Beloved St. John’s community,
In today’s daily office reading from 2 Corinthians 12, the Apostle Paul talks about having had both incredible visions and experiences of God, and also great struggles, what he calls a “thorn in the flesh”—some kind of chronic issue that tormented him, from which he begged God for relief. He describes God’s response, and his reaction, like this:
‘My grace is sufficient for you, for power* is made perfect in weakness.’ So, I will boast all the more gladly of my weaknesses, so that the power of Christ may dwell in me. Therefore I am content with weaknesses, insults, hardships, persecutions, and calamities for the sake of Christ; for whenever I am weak, then I am strong.
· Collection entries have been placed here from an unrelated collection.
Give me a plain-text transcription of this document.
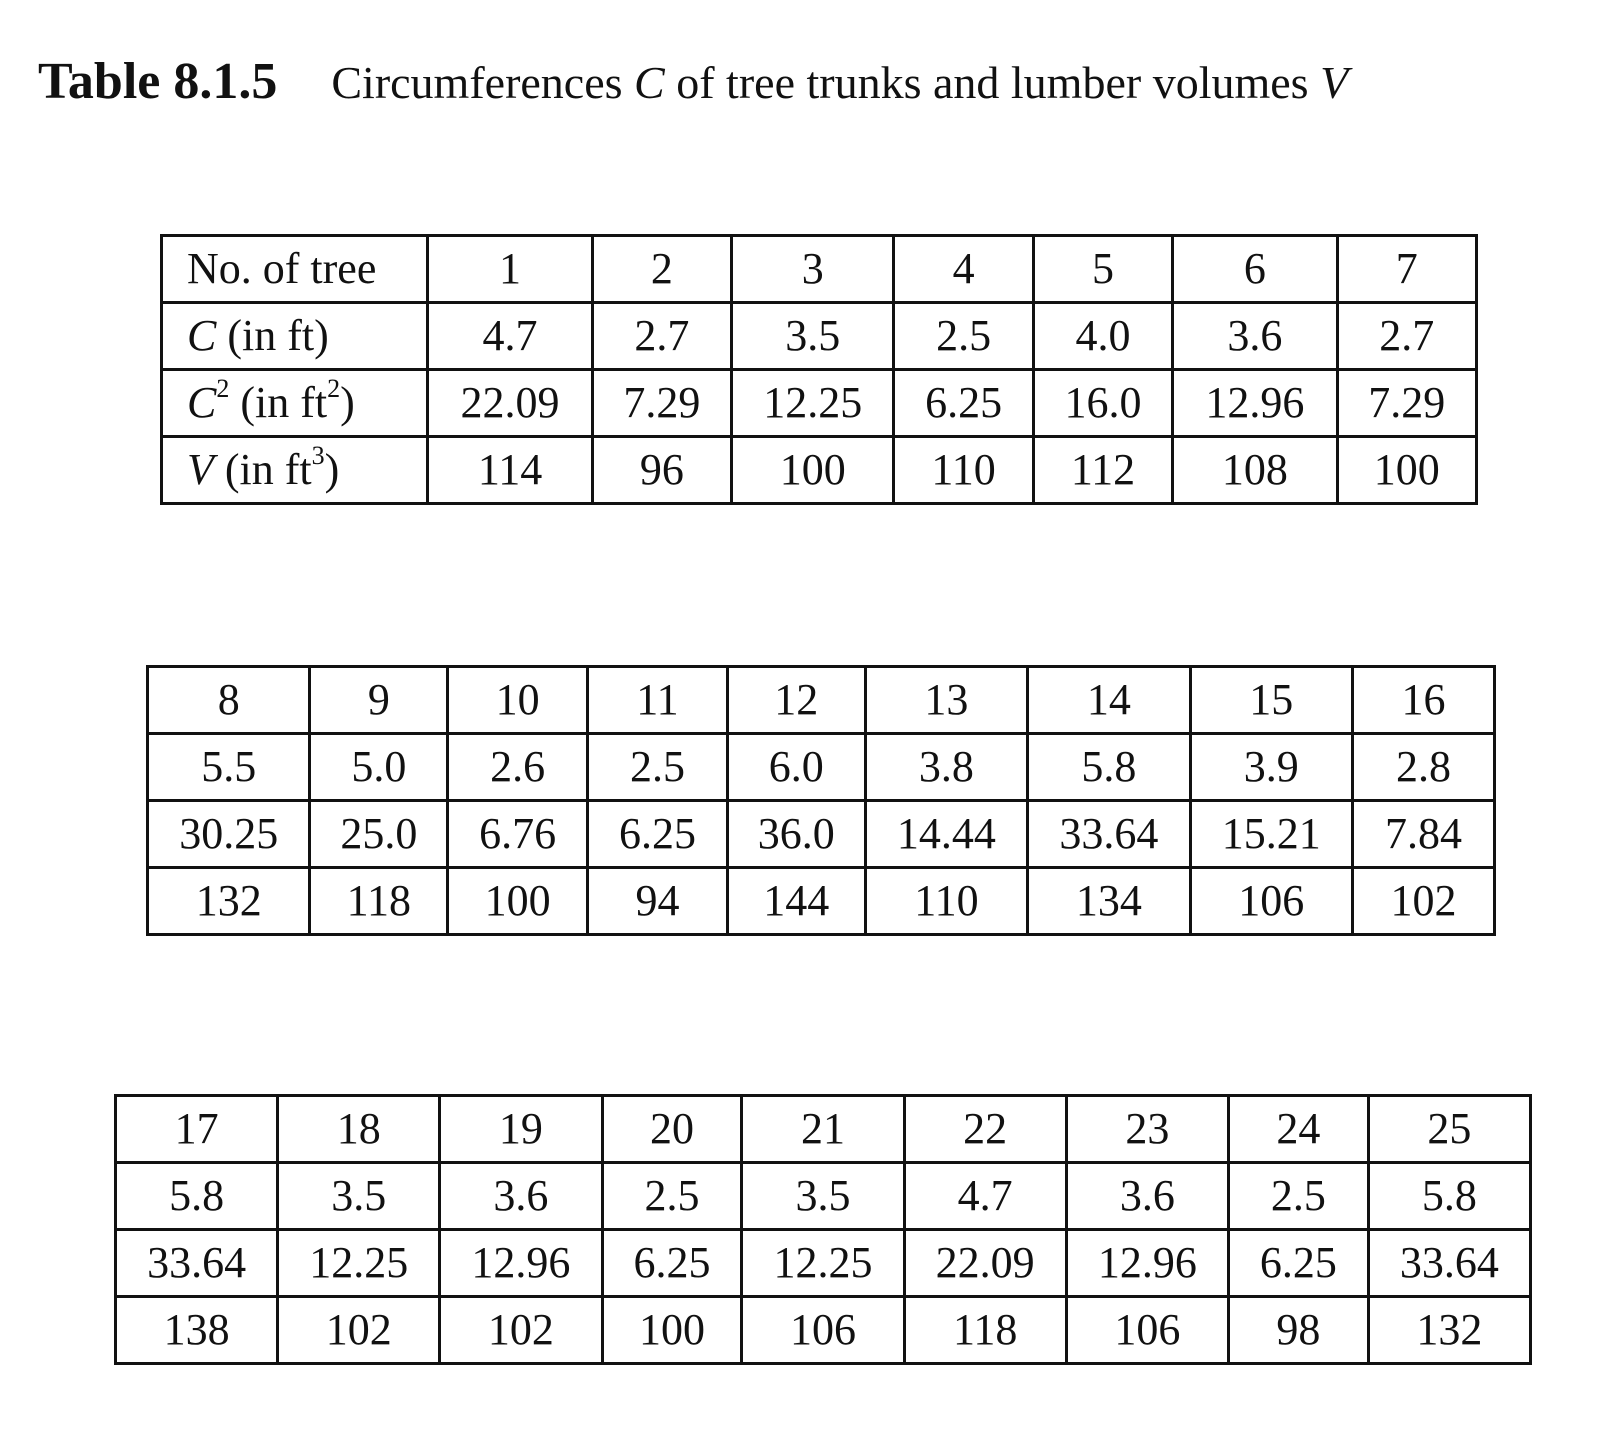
Table 8.1.5 Circumferences C of tree trunks and lumber volumes V
No. of tree	1	2	3	4	5	6	7
C (in ft)	4.7	2.7	3.5	2.5	4.0	3.6	2.7
$C^2$ (in $ft^2$)	22.09	7.29	12.25	6.25	16.0	12.96	7.29
V (in $ft^3$)	114	96	100	110	112	108	100
8	9	10	11	12	13	14	15	16
5.5	5.0	2.6	2.5	6.0	3.8	5.8	3.9	2.8
30.25	25.0	6.76	6.25	36.0	14.44	33.64	15.21	7.84
132	118	100	94	144	110	134	106	102
17	18	19	20	21	22	23	24	25
5.8	3.5	3.6	2.5	3.5	4.7	3.6	2.5	5.8
33.64	12.25	12.96	6.25	12.25	22.09	12.96	6.25	33.64
138	102	102	100	106	118	106	98	132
There is at the heart of Christian faith this kind of paradox—a paradox about the powerless power of love; the strength of God being made known precisely when human power arrives at its limits; and the great gift it can be to reach the end of your rope. Why do you think this is? Perhaps this is because at the end of our rope, we finally can become open to the presence and action of God, because we are not willing all the time.
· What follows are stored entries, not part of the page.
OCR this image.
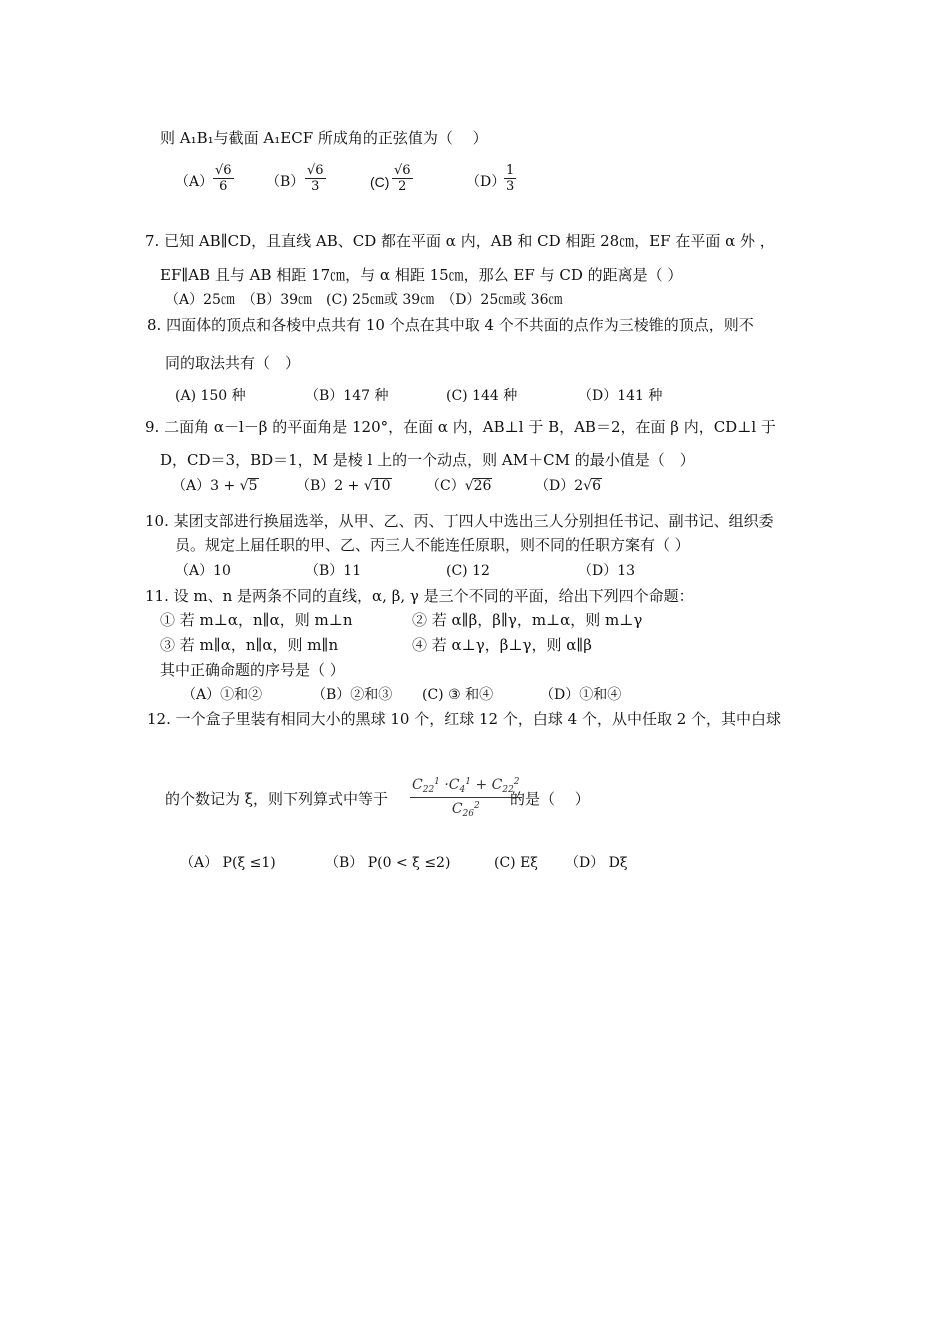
则 A₁B₁与截面 A₁ECF 所成角的正弦值为（　 ）
$(A) \frac{√6}{6} (B) \frac{√6}{3}$	$(C) \frac{√6}{2}$	（D）
$\frac{1}{3}$
7. 已知 AB∥CD，且直线 AB、CD 都在平面 α 内，AB 和 CD 相距 28㎝，EF 在平面 α 外 ，
EF∥AB 且与 AB 相距 17㎝，与 α 相距 15㎝，那么 EF 与 CD 的距离是（ ）
（A）25㎝　（B）39㎝　(C) 25㎝或 39㎝　（D）25㎝或 36㎝
8. 四面体的顶点和各棱中点共有 10 个点在其中取 4 个不共面的点作为三棱锥的顶点，则不
同的取法共有（　）
(A) 150 种	（B）147 种	(C) 144 种	（D）141 种
9. 二面角 α－l－β 的平面角是 120°，在面 α 内，AB⊥l 于 B，AB＝2，在面 β 内，CD⊥l 于
D，CD＝3，BD＝1，M 是棱 l 上的一个动点，则 AM＋CM 的最小值是（　）
（A）3 + √5	（B）2 + √10	（C）√26	（D）2√6
10. 某团支部进行换届选举，从甲、乙、丙、丁四人中选出三人分别担任书记、副书记、组织委
员。规定上届任职的甲、乙、丙三人不能连任原职，则不同的任职方案有（ ）
（A）10	（B）11	(C) 12	（D）13
11. 设 m、n 是两条不同的直线，α, β, γ 是三个不同的平面，给出下列四个命题：
① 若 m⊥α，n∥α，则 m⊥n	② 若 α∥β，β∥γ，m⊥α，则 m⊥γ
③ 若 m∥α，n∥α，则 m∥n	④ 若 α⊥γ，β⊥γ，则 α∥β
其中正确命题的序号是（ ）
（A）①和②	（B）②和③ (C) ③ 和④	（D）①和④
12. 一个盒子里装有相同大小的黑球 10 个，红球 12 个，白球 4 个，从中任取 2 个，其中白球
的个数记为 ξ，则下列算式中等于 $\frac{C_{22}^1 \cdot C_4^1 + C_{22}^2}{C_{26}^2}$
的是（　 ）
（A） P(ξ ≤1)	（B） P(0 < ξ ≤2)	(C) Eξ （D） Dξ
The Rev. Cynthia Bourgeault, Episcopal priest, mystic and Wisdom teacher, talks about the essential spiritual practice she calls “surrender”, by which she means letting go—handing oneself over to the care of God. She says, “rather than an act of weakness, it is always an act of strength.”1 She goes on to explain:
In any situation in life, confronted by an outer threat or opportunity, you can notice yourself responding inwardly in one of two ways. Either you will brace, harden, and resist, or you will soften, open, and yield. If you go with the former gesture, you will be catapulted immediately into your smaller self, with its animal instincts and survival responses. If you stay with the latter regardless of the outer conditions, you will remain in alignment with your innermost being, and through it, divine being can reach you. Spiritual practice at its no-frills simplest is a moment-by-moment learning not to do anything in a state of internal brace. Bracing is never worth the cost.2
She goes on to explain that this doesn’t mean saying yes to everything or having no boundaries, but rather understanding that “action flows better when it flows from nonviolence, that is, from that place of relaxed, inner opening.”
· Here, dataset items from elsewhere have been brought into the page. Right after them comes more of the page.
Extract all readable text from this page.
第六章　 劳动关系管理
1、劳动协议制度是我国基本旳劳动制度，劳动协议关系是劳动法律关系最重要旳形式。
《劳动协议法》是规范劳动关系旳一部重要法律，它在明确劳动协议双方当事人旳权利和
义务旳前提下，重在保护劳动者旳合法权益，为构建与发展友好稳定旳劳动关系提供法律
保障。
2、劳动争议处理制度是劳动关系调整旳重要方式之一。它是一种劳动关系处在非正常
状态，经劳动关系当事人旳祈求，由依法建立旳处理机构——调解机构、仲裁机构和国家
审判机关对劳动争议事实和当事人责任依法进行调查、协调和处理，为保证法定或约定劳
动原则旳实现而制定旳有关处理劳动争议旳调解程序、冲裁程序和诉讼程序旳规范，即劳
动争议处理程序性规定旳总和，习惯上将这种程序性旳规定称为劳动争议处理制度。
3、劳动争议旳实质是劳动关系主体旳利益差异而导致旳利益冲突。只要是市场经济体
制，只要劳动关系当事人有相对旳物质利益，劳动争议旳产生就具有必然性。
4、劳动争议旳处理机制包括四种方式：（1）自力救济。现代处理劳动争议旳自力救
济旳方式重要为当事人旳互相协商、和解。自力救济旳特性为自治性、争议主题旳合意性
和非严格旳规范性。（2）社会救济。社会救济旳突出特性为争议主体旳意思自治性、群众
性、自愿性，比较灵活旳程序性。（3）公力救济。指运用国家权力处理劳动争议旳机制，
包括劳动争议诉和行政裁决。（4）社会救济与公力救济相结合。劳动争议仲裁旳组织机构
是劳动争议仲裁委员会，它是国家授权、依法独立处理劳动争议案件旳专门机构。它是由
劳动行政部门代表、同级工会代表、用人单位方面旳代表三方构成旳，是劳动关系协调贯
There are many things in my own life that can catapult me pretty instantly to a state of inner bracing. What I am finding, over and over again, is that when I am aware of the presence of God with me, and that GOD’s being is not “braced” but unconditionally loving and open to me regardless of my own state, I am empowered to “soften, open, and yield.” In other words, this state flows from the character and being of God, and is contagious.
What makes you “brace”? What does this bracing or softening have to do with the outer life of a disciple of Jesus’ Way of Love in our baptismal work toward justice and peace for all people?
In the end, I believe that loving justice simply can’t be achieved by a violent frame of mind, or by systems that are operating out of violent assumptions. Violence means far more than wishing or acting harm upon someone. It is the attitude of bracing, which fundamentally sees the other as an opponent, a threat, a competitor or enemy, and not a fallible and beautiful fellow child of God.
If you think about the situations and people that most make you brace, what if you were to spend some time with the Apostle Paul’s words in 2 Corinthians and pray, seeking to fully admit your weakness and invite God’s presence and transformation? To move from bracing, hardening, and resisting to softening, opening, and yielding (to the presence and action of God in each and every moment and situation)?
My prayer for all of us is the beautiful, slow transformation of the Spirit of God in us, the surrender of our entire being and community to the love of God. May it be so.
In Christ’s love,
1Cynthia Bourgeault, The Wisdom Way of Knowing: Reclaiming an Ancient Tradition to Awaken the Heart.